LUCÍOLA PONTES_ Não é possível dar exatidão disso porque as chances de sobrevivência dependem do estágio em que é diagnosticada. Seria fundamental que todos esses 70 mil viessem com a doença no início para garantir uma cura de nove em cada dez pessoas. Mas, infelizmente, uma parte dela vai buscar ajuda na fase metástatica, quando os sintomas já começaram a se manifestar.
Em todos os casos será necessário retirar a próstata ou o tratamento pode se limitar a radioterapia e quimioterapia?
Diferente da mama que pode retirar apenas uma parte, quando há a indicação para fazer a cirurgia é feito a prostatectomia, ou seja, a retirada integral da glândula. Outra diferença é que no câncer de mama ocorre a retirada do nódulo e também há a necessidade de fazer a quimioterapia e a radioterapia. No câncer de próstata, não. É feita a cirurgia ou o tratamento com medicamentos.
É possível prevenir o surgimento do câncer de próstata ou dos fatores de risco?
O principal fator de risco é a idade. Se tem mais de 50 anos, precisa fazer o exame anualmente, mas também é importante ficar alerta à hereditariedade e dobrar os cuidados se já houve casos na família. Hoje vários estudos relacionam a obesidade ao surgimento de células cancerígenas. Por isso, é fundamental praticar atividades físicas regularmente.
Crescimento da glândula ocorre a partir dos 40
HPB faz a próstata aumentar em até dez vezes o seu tamanho e, com isso, comprime a bexiga, obrigando o homem a ir muitas vezes ao banheiro
Comum a partir dos 40 anos, a HPB (Hiperplasia Prostática Benigna) provoca o aumento da próstata e, consequentemente, na compressão da bexiga. Sem qualquer tipo de relação com o câncer, não traz risco à vida do paciente, mas é extremamente desconfortável por levar o doente várias vezes ao banheiro, sobretudo à noite.

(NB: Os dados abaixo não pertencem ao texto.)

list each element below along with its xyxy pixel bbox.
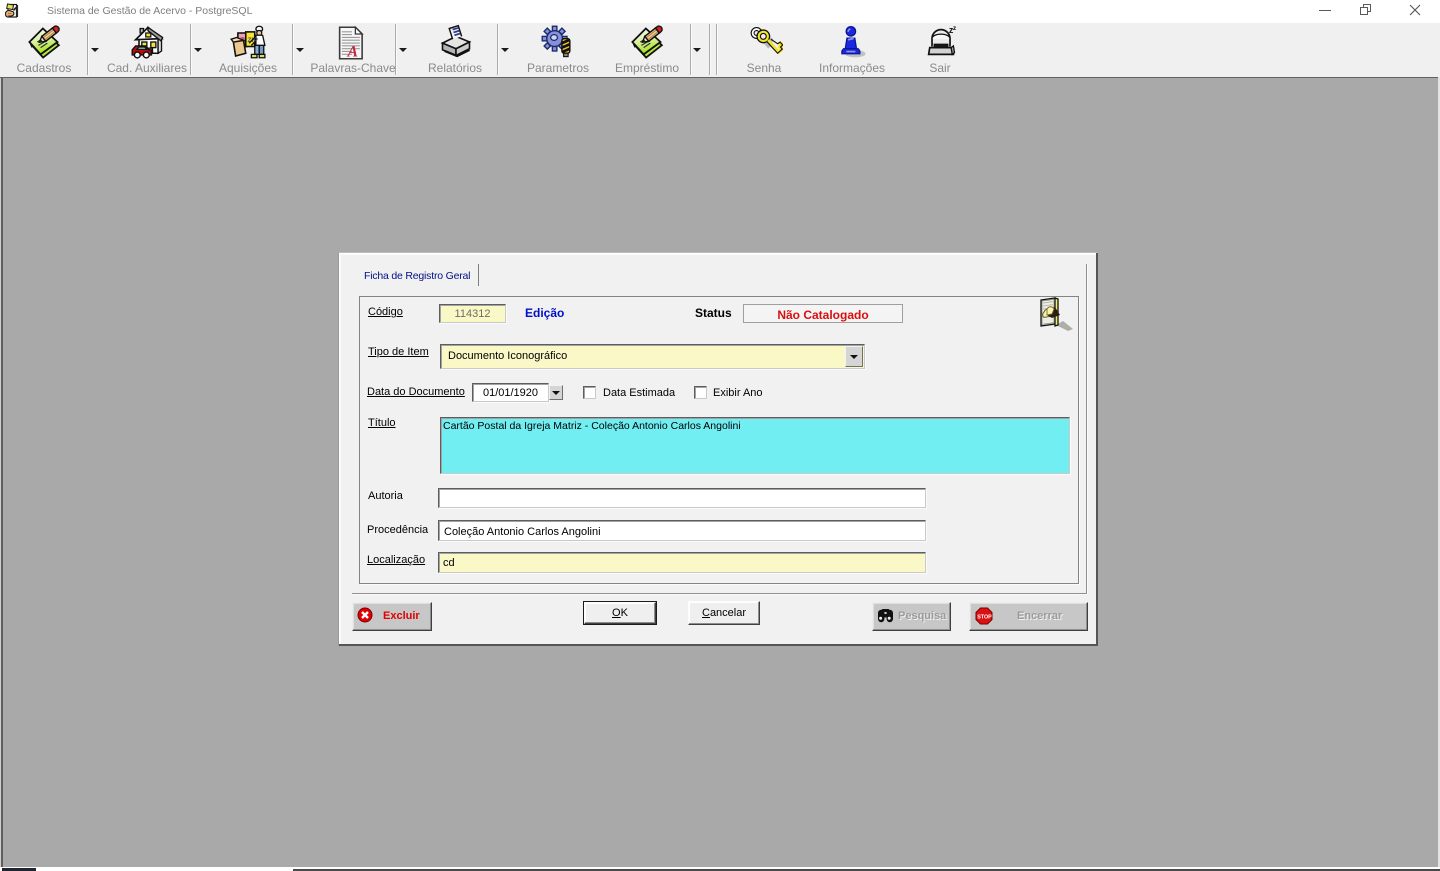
svg-text:z: z [953, 25, 957, 32]
svg-text:A: A [347, 44, 359, 61]
svg-text:STOP: STOP [977, 615, 992, 621]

A glândula normal tem o tamanho de uma noz, mas com o crescimento desordenado, ela pode aumentar o seu tamanho em até dez vezes, segundo especialistas. “É natural a próstata começar a aumentar a partir dos 40 anos, mas em alguns homens esse crescimento é mais rápido e precisa de intervenção médica”, explicou o urologista do IBCC (Instituto Brasileiro de Controle do Câncer) e do Hospital da Aeronáutica, Alvaro Bosco.
De acordo com o médico, é a partir dos 60 anos que o tratamento clínico para o HPB é mais comum. Nessa faixa etária, um quarto dos homens desenvolve a doença benigna.
“Todos os homens que viverem mais de 80 anos vão ter de tratar a hiperplasia da próstata. Faz parte do envelhecimento. É como a perda de cabelo ou a diminuição da visão. Vai acontecer com a grande maioria dos homens”, disse o coordenador do Hospital do Homem, ligado à Secretaria Estadual de Saúde, Joaquim Claro.
A hiperplasia, no entanto, não tem qualquer relação com o surgimento do câncer. “O meu caso foi uma excepcionalidade. Não existe ligação entre os dois problemas com a glândula, mas aconteceu comigo”, disse o corretor de imóveis José Eduardo Laperza, 69.
A solução para o problema também é mais simples. Geralmente não é preciso fazer cirurgia, apenas um tratamento a laser. O paciente recebe alta em poucos dias.